You can see some rarer species in our wilder corners—the harriers nesting at the Heinz National Wildlife Refuge come to mind—but the ones you’re most likely to spot in the city (perched on a light post or tree branch) are Red-tails. I saw one this morning in a Southwest Philly cemetery; it was screaming indignantly as a smaller bird dive-bombed, chasing it away.

The Franklin Institute also hosts a red-tailed nest outside its conference room window. You can watch the parents feed fresh squirrel bits to the babies on their hawk nest video stream
(fi.edu/hawks/). This year’s chicks have fledged, but you can check out the family pictures while you ready for next spring.
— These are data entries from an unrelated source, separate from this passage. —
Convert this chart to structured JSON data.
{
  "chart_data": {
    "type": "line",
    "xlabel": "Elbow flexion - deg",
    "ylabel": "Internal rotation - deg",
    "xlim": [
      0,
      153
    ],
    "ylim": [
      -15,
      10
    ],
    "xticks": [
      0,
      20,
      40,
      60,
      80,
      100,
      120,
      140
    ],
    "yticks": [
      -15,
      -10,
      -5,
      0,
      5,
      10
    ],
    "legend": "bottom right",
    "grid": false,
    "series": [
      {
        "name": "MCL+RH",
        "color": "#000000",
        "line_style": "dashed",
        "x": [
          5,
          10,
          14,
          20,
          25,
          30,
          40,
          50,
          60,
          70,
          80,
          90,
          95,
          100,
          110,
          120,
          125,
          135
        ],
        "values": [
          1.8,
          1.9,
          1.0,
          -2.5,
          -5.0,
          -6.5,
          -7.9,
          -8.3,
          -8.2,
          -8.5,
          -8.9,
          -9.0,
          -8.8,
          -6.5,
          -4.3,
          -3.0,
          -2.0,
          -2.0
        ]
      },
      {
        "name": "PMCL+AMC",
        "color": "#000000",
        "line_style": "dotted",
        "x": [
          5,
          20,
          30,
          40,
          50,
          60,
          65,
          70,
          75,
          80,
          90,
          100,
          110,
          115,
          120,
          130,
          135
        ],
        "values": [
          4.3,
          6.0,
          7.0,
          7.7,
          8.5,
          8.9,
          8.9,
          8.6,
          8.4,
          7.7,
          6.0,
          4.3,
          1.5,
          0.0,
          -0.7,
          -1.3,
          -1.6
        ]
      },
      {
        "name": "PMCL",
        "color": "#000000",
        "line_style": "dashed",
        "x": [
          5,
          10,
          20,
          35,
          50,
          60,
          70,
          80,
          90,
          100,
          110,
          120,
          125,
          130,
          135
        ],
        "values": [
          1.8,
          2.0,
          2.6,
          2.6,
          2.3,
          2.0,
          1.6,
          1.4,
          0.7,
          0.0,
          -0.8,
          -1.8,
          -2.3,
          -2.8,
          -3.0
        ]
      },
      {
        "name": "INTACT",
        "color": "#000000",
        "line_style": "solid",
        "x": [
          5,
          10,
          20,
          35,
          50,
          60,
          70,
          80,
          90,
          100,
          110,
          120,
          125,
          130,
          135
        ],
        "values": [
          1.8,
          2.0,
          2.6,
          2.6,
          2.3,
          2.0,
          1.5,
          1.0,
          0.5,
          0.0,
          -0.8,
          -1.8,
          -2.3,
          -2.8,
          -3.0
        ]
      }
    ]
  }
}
Tired of our local hawks? Check out the big fall raptor migration from August through November. We’re lucky to be right near a major migration highway, particularly along the Kittatiny Ridge, where raptors from points north make their way south for the winter. You can watch from spots with evocative names such as Bake Oven Knob or—in a lovely bit of plainspeak—Hawk Mountain. You can also make the much shorter trip to Rose Tree Park in Media, where the local Hawk Watch (rtphawkwatch.org) keeps track of fly-overs and can help you tell the Broad Wings from the Sharp Shins.